Today was finally the big day when Microsoft’s cloud productivity platform BPOS was replaced with Office 365, which is now available for subscription. Having played with the beta version for a while now, I’m overall quite impressed with how close the SharePoint Online environment now is to its on-premises counterpart. While the limitations are still somewhat more visible than when comparing CRM Online vs. CRM 2011 on-premises versions, I think it’s already close enough to enable a significant part of traditional business requirements for SharePoint to be fulfilled with the cloud platform.
Microsoft confirmed already last fall that also Dynamics CRM Online will eventually be migrated onto the same Online Services Delivery Platform as Office 365. In addition to being a natural fit with SharePoint and Exchange, CRM Online should also gain benefits into both its subscription management as well as authentication options as a result of this migration. However, there’s no official timeline or feature set communicated yet, so we’ll have to keep waiting possibly until Q4/2011, when the next update for Dynamics CRM has been scheduled to become available, as announced in the latest Statement of Direction document.
Ever since Dynamics CRM 2011 was launched with built-in SharePoint document library integration, there’s been a bit of anxiety on when this functionality could be leveraged with the cloud versions of CRM and SharePoint. Since BPOS was built on SharePoint 2007, it wasn’t possible to utilize the Microsoft Dynamics CRM 2011 List Component for Microsoft SharePoint Server 2010 in the Online environment. This meant that setting up a document management enabled trial environment with CRM Online required an on-premises SharePoint server, which wasn’t too convenient. Nor was it for any customer looking to go “all in” with their MS applications. Oh well, but now that Office 365 is available, that’s all a thing of the past, isn’t it?
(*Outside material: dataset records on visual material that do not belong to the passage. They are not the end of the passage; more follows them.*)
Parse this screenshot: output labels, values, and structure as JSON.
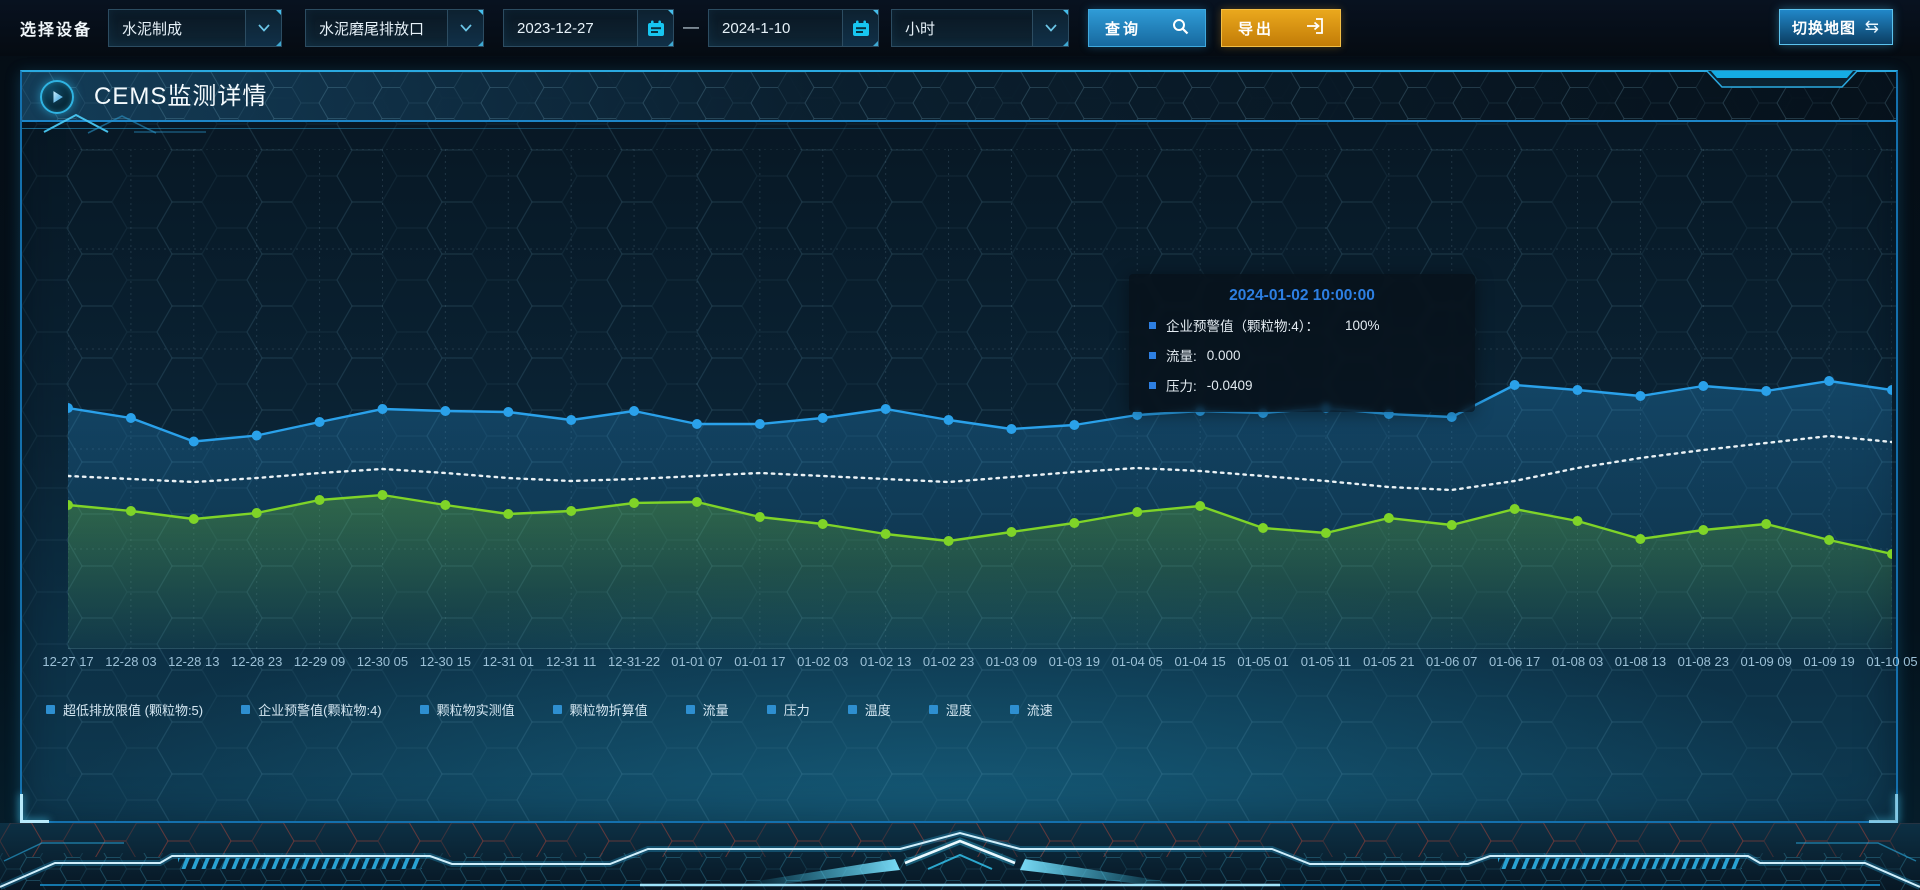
{
  "toolbar": {
    "label": "选择设备",
    "device_select": "水泥制成",
    "outlet_select": "水泥磨尾排放口",
    "date_start": "2023-12-27",
    "date_separator": "—",
    "date_end": "2024-1-10",
    "interval_select": "小时",
    "query_label": "查询",
    "export_label": "导出",
    "switch_map_label": "切换地图",
    "switch_map_icon": "⇆"
  },
  "panel": {
    "title": "CEMS监测详情"
  },
  "tooltip": {
    "title": "2024-01-02 10:00:00",
    "marker_color": "#2d7fe2",
    "rows": [
      {
        "label": "企业预警值（颗粒物:4）：",
        "value": "100%"
      },
      {
        "label": "流量:",
        "value": "0.000"
      },
      {
        "label": "压力:",
        "value": "-0.0409"
      }
    ]
  },
  "legend": {
    "marker_color": "#2e8fd0",
    "items": [
      "超低排放限值 (颗粒物:5)",
      "企业预警值(颗粒物:4)",
      "颗粒物实测值",
      "颗粒物折算值",
      "流量",
      "压力",
      "温度",
      "湿度",
      "流速"
    ]
  },
  "chart_data": {
    "type": "line",
    "title": "",
    "xlabel": "",
    "ylabel": "",
    "ylim": [
      0,
      100
    ],
    "grid": true,
    "legend_position": "bottom",
    "x": [
      "12-27 17",
      "12-28 03",
      "12-28 13",
      "12-28 23",
      "12-29 09",
      "12-30 05",
      "12-30 15",
      "12-31 01",
      "12-31 11",
      "12-31-22",
      "01-01 07",
      "01-01 17",
      "01-02 03",
      "01-02 13",
      "01-02 23",
      "01-03 09",
      "01-03 19",
      "01-04 05",
      "01-04 15",
      "01-05 01",
      "01-05 11",
      "01-05 21",
      "01-06 07",
      "01-06 17",
      "01-08 03",
      "01-08 13",
      "01-08 23",
      "01-09 09",
      "01-09 19",
      "01-10 05"
    ],
    "series": [
      {
        "name": "企业预警值(颗粒物:4)",
        "color": "#2aa1ea",
        "marker": true,
        "area": true,
        "line_style": "solid",
        "values": [
          48.2,
          46.2,
          41.5,
          42.7,
          45.4,
          48.0,
          47.6,
          47.4,
          45.8,
          47.6,
          45.0,
          45.0,
          46.2,
          48.0,
          45.8,
          44.0,
          44.8,
          46.8,
          47.6,
          47.2,
          48.2,
          47.0,
          46.4,
          52.8,
          51.8,
          50.6,
          52.6,
          51.6,
          53.6,
          51.8
        ]
      },
      {
        "name": "流量",
        "color": "#e9f1f5",
        "marker": false,
        "area": false,
        "line_style": "dotted",
        "values": [
          34.6,
          34.0,
          33.4,
          34.2,
          35.2,
          36.0,
          35.2,
          34.2,
          33.6,
          34.0,
          34.6,
          35.2,
          34.6,
          34.0,
          33.4,
          34.4,
          35.4,
          36.2,
          35.6,
          34.6,
          33.6,
          32.4,
          31.8,
          33.6,
          36.2,
          38.2,
          39.8,
          41.2,
          42.6,
          41.4
        ]
      },
      {
        "name": "压力",
        "color": "#7fd428",
        "marker": true,
        "area": true,
        "line_style": "solid",
        "values": [
          28.8,
          27.6,
          26.0,
          27.2,
          29.8,
          30.8,
          28.8,
          27.0,
          27.6,
          29.2,
          29.4,
          26.4,
          25.0,
          23.0,
          21.6,
          23.4,
          25.2,
          27.4,
          28.6,
          24.2,
          23.2,
          26.2,
          24.8,
          28.0,
          25.6,
          22.0,
          23.8,
          25.0,
          21.8,
          19.0
        ]
      }
    ]
  }
}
Wrong! Despite of the better together marketing message surrounding Office 365 and CRM Online, there’s actually still no way to integrate the SharePoint document libraries with the CRM List Component. Sure, you can upload the solution file into a SharePoint Online site and publish it. What you cannot do in the Online version is to take care of the second part of the installation steps, which involves the AllowHtcExtn.ps1 PowerShell script,used for enabling .htc file extensions to be served from SharePoint.
Why is this important? Because without the .htc support, you can’t actually do anything with the document library. The folder creation can be configured and it flows through as it should when accessing the Documents menu for a new record, such as an account. However, after that you are presented with the following prompt:
“The action buttons are disabled because the SharePoint server that you are using does not allow HTC component files. To enable the buttons, contact your system administrator.” What this means is that the document library will be rendered nicely inside the CRM entity form, but you can’t upload any documents to it. Clicking on the buttons does nothing, as they’re all disabled.
How about on the SharePoint side of things then? We can see that the entity specific document libraries are created and also the corresponding folders for each record where the document location has been defined. We can also of course use the native SharePoint UI to upload documents into the library.
Then when you access the corresponding record through CRM, you can see that the document does appear in the library. But with all the controls disabled, you again cannot do anything with it, like open the document, for example. How nice…
How did we end up in this situation where the latest and greatest cloud offerings from Microsoft are not working together like they obviously were inteded to? That’s a very good question. The problem with Office 365 SharePoint Online limitations and their implications to Dynamics CRM document management functionality has been a known issue throughout the whole beta phase of Office 365. There are several threads on the Office 365 community forums regarding this. Yet the response from Microsoft has been that this cannot be resolved by GA (general availability) of Office 365 (as in “today”), but rather we’ll have to wait for the first service update, probably. Come on! How can 6 months not be enough to allow one .htc file to perform its work and provide the document integration between CRM and SharePoint? I find it extremely strange that the product management behind Office 365 has allowed such a flaw to be included in the initial release version.
Of course eventually this issue will be solved and we’ll be able to experience the full document management process flow with Microsoft’s cloud applications.